Exemple d’utilisation problématique :
« Je parlais hier, dans cette chronique, de la grande manifestation de l’extrême gauche de dimanche dernier. Ce qui en ressortait était clair : l’extrême gauche prétend lutter contre le racisme, mais sa vraie cible, c’est tout simplement le nationalisme québécois et, plus largement, le peuple québécois auquel on ne pardonne pas d’exister. » (Le Journal de Montréal,
Mathieu Bock-Côté, 15 novembre 2017, p.8)
Explication : l’utilisation générale du terme pour qualifier une manifestation rassemblant une pluralité de groupes et d’individus pose problème. Comme avec l’extrême droite, il faut faire attention aux amalgames et définir la portée du terme par rapport au sujet ou aux groupes dont il est question (aucune disposition légale sur ces termes).
Autres exemples :
http://www.journaldequebec.com/2017/11/25/desesperance-politique
http://journalmetro.com/actualites/national/1255784/manifestations-des-2-extremes-samedi-a-quebec/
LE TRIBUNAL DANS LES MÉDIAS
Difficile de suivre l’actualité judiciaire ou de comprendre la portée légale d’un scandale sans une mise en contexte des règles de droit évoquées. Du lot d’articles décrivant des infractions de nature sexuelle dans les médias québécois cette année, Influence n’en recense pourtant que 0,8 % qui fournissent une définition. Même son de cloche en matière de terrorisme, alors que moins de 0,7 % des articles définiraient ce terme lorsqu’il est utilisé. Leur portée, tout comme celle de bien d’autres termes légaux, est pourtant loin d’être si évidente.

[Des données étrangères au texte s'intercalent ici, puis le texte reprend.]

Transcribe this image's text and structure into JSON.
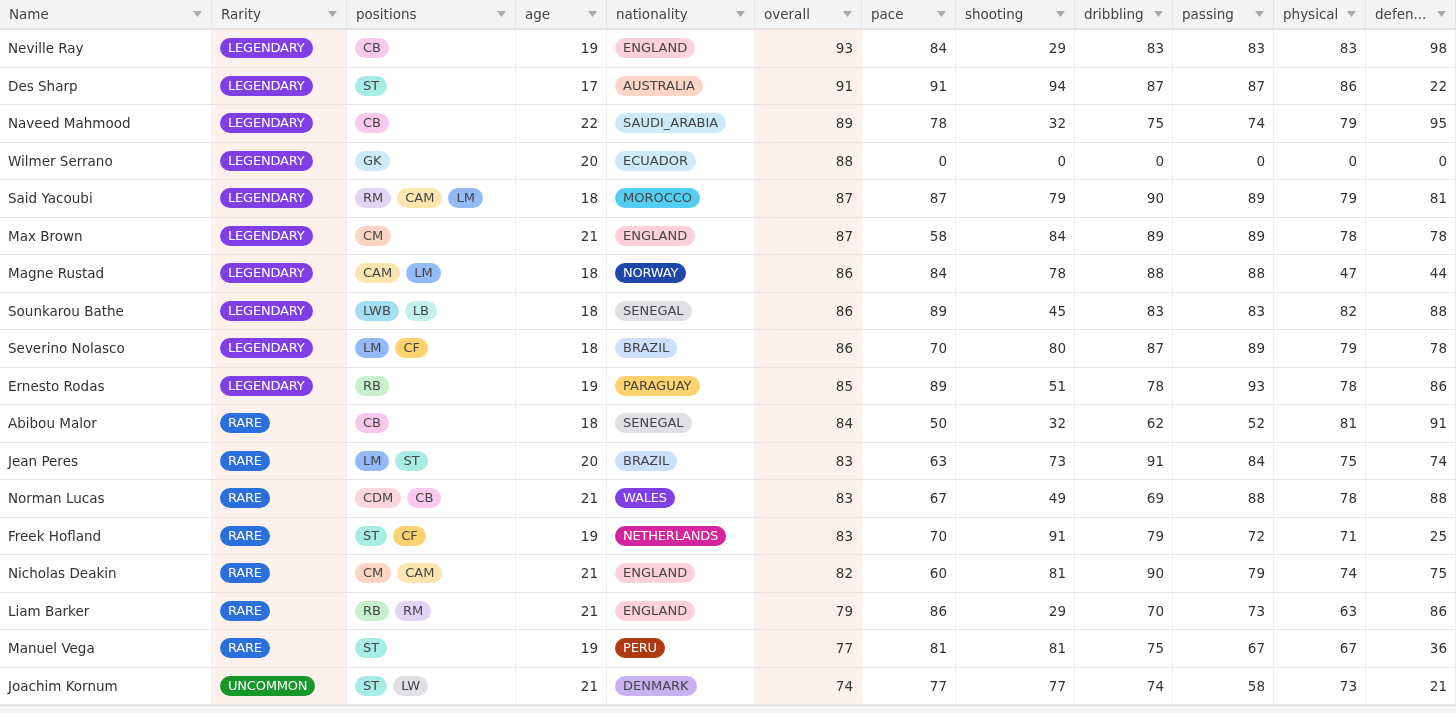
{
  "columns": [
    {
      "label": "Name",
      "highlighted": false
    },
    {
      "label": "Rarity",
      "highlighted": true
    },
    {
      "label": "positions",
      "highlighted": false
    },
    {
      "label": "age",
      "highlighted": false
    },
    {
      "label": "nationality",
      "highlighted": false
    },
    {
      "label": "overall",
      "highlighted": true
    },
    {
      "label": "pace",
      "highlighted": false
    },
    {
      "label": "shooting",
      "highlighted": false
    },
    {
      "label": "dribbling",
      "highlighted": false
    },
    {
      "label": "passing",
      "highlighted": false
    },
    {
      "label": "physical",
      "highlighted": false
    },
    {
      "label": "defen...",
      "highlighted": false
    }
  ],
  "rows": [
    {
      "name": "Neville Ray",
      "rarity": {
        "label": "LEGENDARY",
        "color": "#7f3fe4"
      },
      "positions": [
        {
          "label": "CB",
          "color": "#f9c8ec"
        }
      ],
      "age": "19",
      "nationality": {
        "label": "ENGLAND",
        "color": "#fdd0dc"
      },
      "stats": [
        "93",
        "84",
        "29",
        "83",
        "83",
        "83",
        "98"
      ]
    },
    {
      "name": "Des Sharp",
      "rarity": {
        "label": "LEGENDARY",
        "color": "#7f3fe4"
      },
      "positions": [
        {
          "label": "ST",
          "color": "#a8ece6"
        }
      ],
      "age": "17",
      "nationality": {
        "label": "AUSTRALIA",
        "color": "#fdd5c6"
      },
      "stats": [
        "91",
        "91",
        "94",
        "87",
        "87",
        "86",
        "22"
      ]
    },
    {
      "name": "Naveed Mahmood",
      "rarity": {
        "label": "LEGENDARY",
        "color": "#7f3fe4"
      },
      "positions": [
        {
          "label": "CB",
          "color": "#f9c8ec"
        }
      ],
      "age": "22",
      "nationality": {
        "label": "SAUDI_ARABIA",
        "color": "#cdeaf8"
      },
      "stats": [
        "89",
        "78",
        "32",
        "75",
        "74",
        "79",
        "95"
      ]
    },
    {
      "name": "Wilmer Serrano",
      "rarity": {
        "label": "LEGENDARY",
        "color": "#7f3fe4"
      },
      "positions": [
        {
          "label": "GK",
          "color": "#cdeaf8"
        }
      ],
      "age": "20",
      "nationality": {
        "label": "ECUADOR",
        "color": "#cdeaf8"
      },
      "stats": [
        "88",
        "0",
        "0",
        "0",
        "0",
        "0",
        "0"
      ]
    },
    {
      "name": "Said Yacoubi",
      "rarity": {
        "label": "LEGENDARY",
        "color": "#7f3fe4"
      },
      "positions": [
        {
          "label": "RM",
          "color": "#e0d4f7"
        },
        {
          "label": "CAM",
          "color": "#fde5b0"
        },
        {
          "label": "LM",
          "color": "#93b9f6"
        }
      ],
      "age": "18",
      "nationality": {
        "label": "MOROCCO",
        "color": "#54cdf2"
      },
      "stats": [
        "87",
        "87",
        "79",
        "90",
        "89",
        "79",
        "81"
      ]
    },
    {
      "name": "Max Brown",
      "rarity": {
        "label": "LEGENDARY",
        "color": "#7f3fe4"
      },
      "positions": [
        {
          "label": "CM",
          "color": "#fdd3c3"
        }
      ],
      "age": "21",
      "nationality": {
        "label": "ENGLAND",
        "color": "#fdd0dc"
      },
      "stats": [
        "87",
        "58",
        "84",
        "89",
        "89",
        "78",
        "78"
      ]
    },
    {
      "name": "Magne Rustad",
      "rarity": {
        "label": "LEGENDARY",
        "color": "#7f3fe4"
      },
      "positions": [
        {
          "label": "CAM",
          "color": "#fde5b0"
        },
        {
          "label": "LM",
          "color": "#93b9f6"
        }
      ],
      "age": "18",
      "nationality": {
        "label": "NORWAY",
        "color": "#1f46a8"
      },
      "stats": [
        "86",
        "84",
        "78",
        "88",
        "88",
        "47",
        "44"
      ]
    },
    {
      "name": "Sounkarou Bathe",
      "rarity": {
        "label": "LEGENDARY",
        "color": "#7f3fe4"
      },
      "positions": [
        {
          "label": "LWB",
          "color": "#a4def5"
        },
        {
          "label": "LB",
          "color": "#c2f0ea"
        }
      ],
      "age": "18",
      "nationality": {
        "label": "SENEGAL",
        "color": "#e0e0e4"
      },
      "stats": [
        "86",
        "89",
        "45",
        "83",
        "83",
        "82",
        "88"
      ]
    },
    {
      "name": "Severino Nolasco",
      "rarity": {
        "label": "LEGENDARY",
        "color": "#7f3fe4"
      },
      "positions": [
        {
          "label": "LM",
          "color": "#93b9f6"
        },
        {
          "label": "CF",
          "color": "#fcd36e"
        }
      ],
      "age": "18",
      "nationality": {
        "label": "BRAZIL",
        "color": "#cde0fb"
      },
      "stats": [
        "86",
        "70",
        "80",
        "87",
        "89",
        "79",
        "78"
      ]
    },
    {
      "name": "Ernesto Rodas",
      "rarity": {
        "label": "LEGENDARY",
        "color": "#7f3fe4"
      },
      "positions": [
        {
          "label": "RB",
          "color": "#c7f1cc"
        }
      ],
      "age": "19",
      "nationality": {
        "label": "PARAGUAY",
        "color": "#fcd36e"
      },
      "stats": [
        "85",
        "89",
        "51",
        "78",
        "93",
        "78",
        "86"
      ]
    },
    {
      "name": "Abibou Malor",
      "rarity": {
        "label": "RARE",
        "color": "#2a6fdb"
      },
      "positions": [
        {
          "label": "CB",
          "color": "#f9c8ec"
        }
      ],
      "age": "18",
      "nationality": {
        "label": "SENEGAL",
        "color": "#e0e0e4"
      },
      "stats": [
        "84",
        "50",
        "32",
        "62",
        "52",
        "81",
        "91"
      ]
    },
    {
      "name": "Jean Peres",
      "rarity": {
        "label": "RARE",
        "color": "#2a6fdb"
      },
      "positions": [
        {
          "label": "LM",
          "color": "#93b9f6"
        },
        {
          "label": "ST",
          "color": "#a8ece6"
        }
      ],
      "age": "20",
      "nationality": {
        "label": "BRAZIL",
        "color": "#cde0fb"
      },
      "stats": [
        "83",
        "63",
        "73",
        "91",
        "84",
        "75",
        "74"
      ]
    },
    {
      "name": "Norman Lucas",
      "rarity": {
        "label": "RARE",
        "color": "#2a6fdb"
      },
      "positions": [
        {
          "label": "CDM",
          "color": "#fcd4de"
        },
        {
          "label": "CB",
          "color": "#f9c8ec"
        }
      ],
      "age": "21",
      "nationality": {
        "label": "WALES",
        "color": "#7f3fe4"
      },
      "stats": [
        "83",
        "67",
        "49",
        "69",
        "88",
        "78",
        "88"
      ]
    },
    {
      "name": "Freek Hofland",
      "rarity": {
        "label": "RARE",
        "color": "#2a6fdb"
      },
      "positions": [
        {
          "label": "ST",
          "color": "#a8ece6"
        },
        {
          "label": "CF",
          "color": "#fcd36e"
        }
      ],
      "age": "19",
      "nationality": {
        "label": "NETHERLANDS",
        "color": "#d4249e"
      },
      "stats": [
        "83",
        "70",
        "91",
        "79",
        "72",
        "71",
        "25"
      ]
    },
    {
      "name": "Nicholas Deakin",
      "rarity": {
        "label": "RARE",
        "color": "#2a6fdb"
      },
      "positions": [
        {
          "label": "CM",
          "color": "#fdd3c3"
        },
        {
          "label": "CAM",
          "color": "#fde5b0"
        }
      ],
      "age": "21",
      "nationality": {
        "label": "ENGLAND",
        "color": "#fdd0dc"
      },
      "stats": [
        "82",
        "60",
        "81",
        "90",
        "79",
        "74",
        "75"
      ]
    },
    {
      "name": "Liam Barker",
      "rarity": {
        "label": "RARE",
        "color": "#2a6fdb"
      },
      "positions": [
        {
          "label": "RB",
          "color": "#c7f1cc"
        },
        {
          "label": "RM",
          "color": "#e0d4f7"
        }
      ],
      "age": "21",
      "nationality": {
        "label": "ENGLAND",
        "color": "#fdd0dc"
      },
      "stats": [
        "79",
        "86",
        "29",
        "70",
        "73",
        "63",
        "86"
      ]
    },
    {
      "name": "Manuel Vega",
      "rarity": {
        "label": "RARE",
        "color": "#2a6fdb"
      },
      "positions": [
        {
          "label": "ST",
          "color": "#a8ece6"
        }
      ],
      "age": "19",
      "nationality": {
        "label": "PERU",
        "color": "#b03a10"
      },
      "stats": [
        "77",
        "81",
        "81",
        "75",
        "67",
        "67",
        "36"
      ]
    },
    {
      "name": "Joachim Kornum",
      "rarity": {
        "label": "UNCOMMON",
        "color": "#17962a"
      },
      "positions": [
        {
          "label": "ST",
          "color": "#a8ece6"
        },
        {
          "label": "LW",
          "color": "#e0e0e4"
        }
      ],
      "age": "21",
      "nationality": {
        "label": "DENMARK",
        "color": "#c9b0f2"
      },
      "stats": [
        "74",
        "77",
        "77",
        "74",
        "58",
        "73",
        "21"
      ]
    }
  ]
}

Présumé, soupçonné ou allégué?
Dans les médias, le terme « présumé » est souvent associé à un individu faisant l’objet d’accusations criminelles ou de dénonciations sur la place publique. Avec des expressions comme « présumé meurtrier » ou « présumé agresseur », on suppose fréquemment la culpabilité d’un individu avant son procès.
Or, en droit, un accusé bénéficie de la présomption d’innocence. Dans le contexte d’un procès ou d’accusations n’ayant pas encore débouchés sur une condamnation, les termes « soupçonné »,
« accusé » ou « allégué » seraient donc plus justes. Il ne s’agit pas de miner la crédibilité de dénonciations, mais simplement de rappeler qu’une accusation n’est pas une condamnation, et qu’un accusé est présumé innocent jusqu’à preuve du contraire dans un contexte judiciaire (Charte canadienne des droits et libertés, article 11d)).

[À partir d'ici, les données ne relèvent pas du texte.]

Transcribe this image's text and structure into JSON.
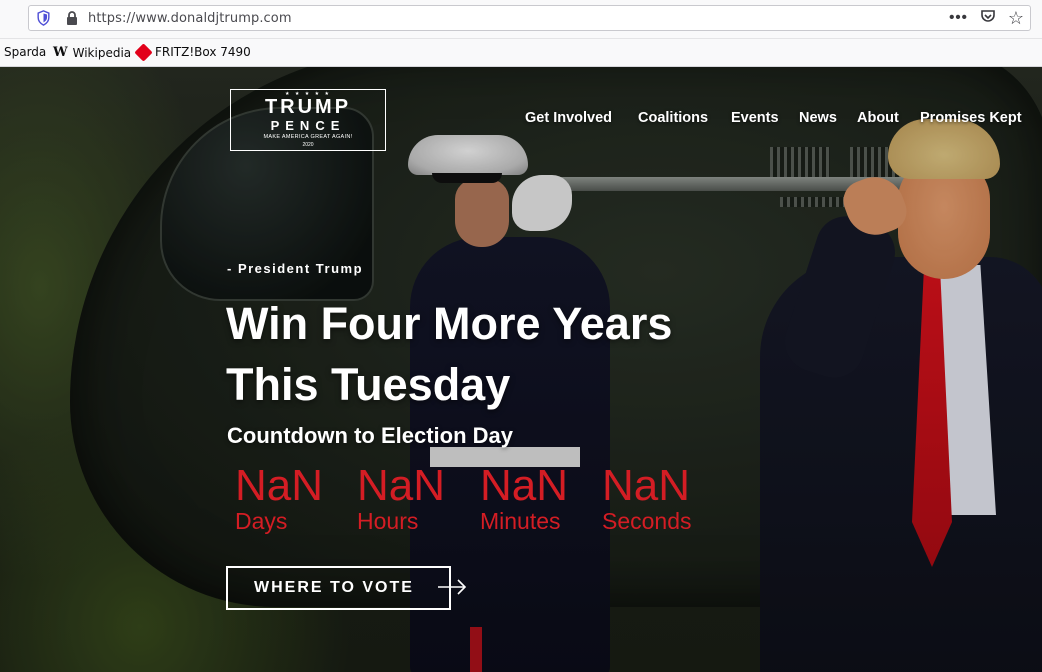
{
  "browser": {
    "url": "https://www.donaldjtrump.com",
    "bookmarks": [
      {
        "label": "Sparda",
        "icon": ""
      },
      {
        "label": "Wikipedia",
        "icon": "W"
      },
      {
        "label": "FRITZ!Box 7490",
        "icon": "fritz-icon"
      }
    ],
    "actions": {
      "more": "•••",
      "pocket": "pocket-icon",
      "star": "☆"
    }
  },
  "site": {
    "logo": {
      "stars": "★ ★ ★ ★ ★",
      "line1": "TRUMP",
      "line2": "PENCE",
      "tagline": "MAKE AMERICA GREAT AGAIN!",
      "year": "2020"
    },
    "nav": [
      "Get Involved",
      "Coalitions",
      "Events",
      "News",
      "About",
      "Promises Kept"
    ]
  },
  "hero": {
    "attribution": "- President Trump",
    "headline_line1": "Win Four More Years",
    "headline_line2": "This Tuesday",
    "countdown_title": "Countdown to Election Day",
    "countdown": [
      {
        "value": "NaN",
        "label": "Days"
      },
      {
        "value": "NaN",
        "label": "Hours"
      },
      {
        "value": "NaN",
        "label": "Minutes"
      },
      {
        "value": "NaN",
        "label": "Seconds"
      }
    ],
    "cta": "WHERE TO VOTE"
  },
  "colors": {
    "countdown": "#d41d24",
    "text": "#ffffff"
  }
}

Exemple d’utilisation problématique :
« Ugo Fredette, le présumé meurtrier et kidnappeur au centre d’une vaste chasse à l’homme le mois dernier, a été accusé cet après-midi du meurtre non prémédité de l’automobiliste
Yvon Lacasse. » (La Presse, 31 octobre 2017)
Explication : quoiqu’on puisse fortement soupçonner la culpabilité d’un individu, il serait plus juste d’utiliser l’expression « meurtrier et kidnappeur soupçonné » puisqu’il est présumé innocent jusqu’à ce qu’un verdict soit rendu (Charte canadienne des droits et libertés, article 11d)).
Autres exemples :
Agression sexuelle, consentement et harcèlement sexuel
Avec le mouvement #moiaussi, de nombreuses accusations d’agression sexuelle et de harcèlement sexuel ont fait les manchettes cette année. Ce sont toutefois deux notions distinctes et leur définition légale peut parfois être floue.
L’agression sexuelle est une infraction criminelle. Il s’agit d’un geste de nature sexuelle fait sans le consentement de la personne qui le subit. Le consentement ne peut être déduit du silence de la victime ou de gestes posés avant le moment de l’activité sexuelle. Il ne sera pas non plus valide s’il est donné dans un contexte d’intoxication sévère, que celle-ci soit volontaire ou non (Code criminel, articles 265 et 273.1).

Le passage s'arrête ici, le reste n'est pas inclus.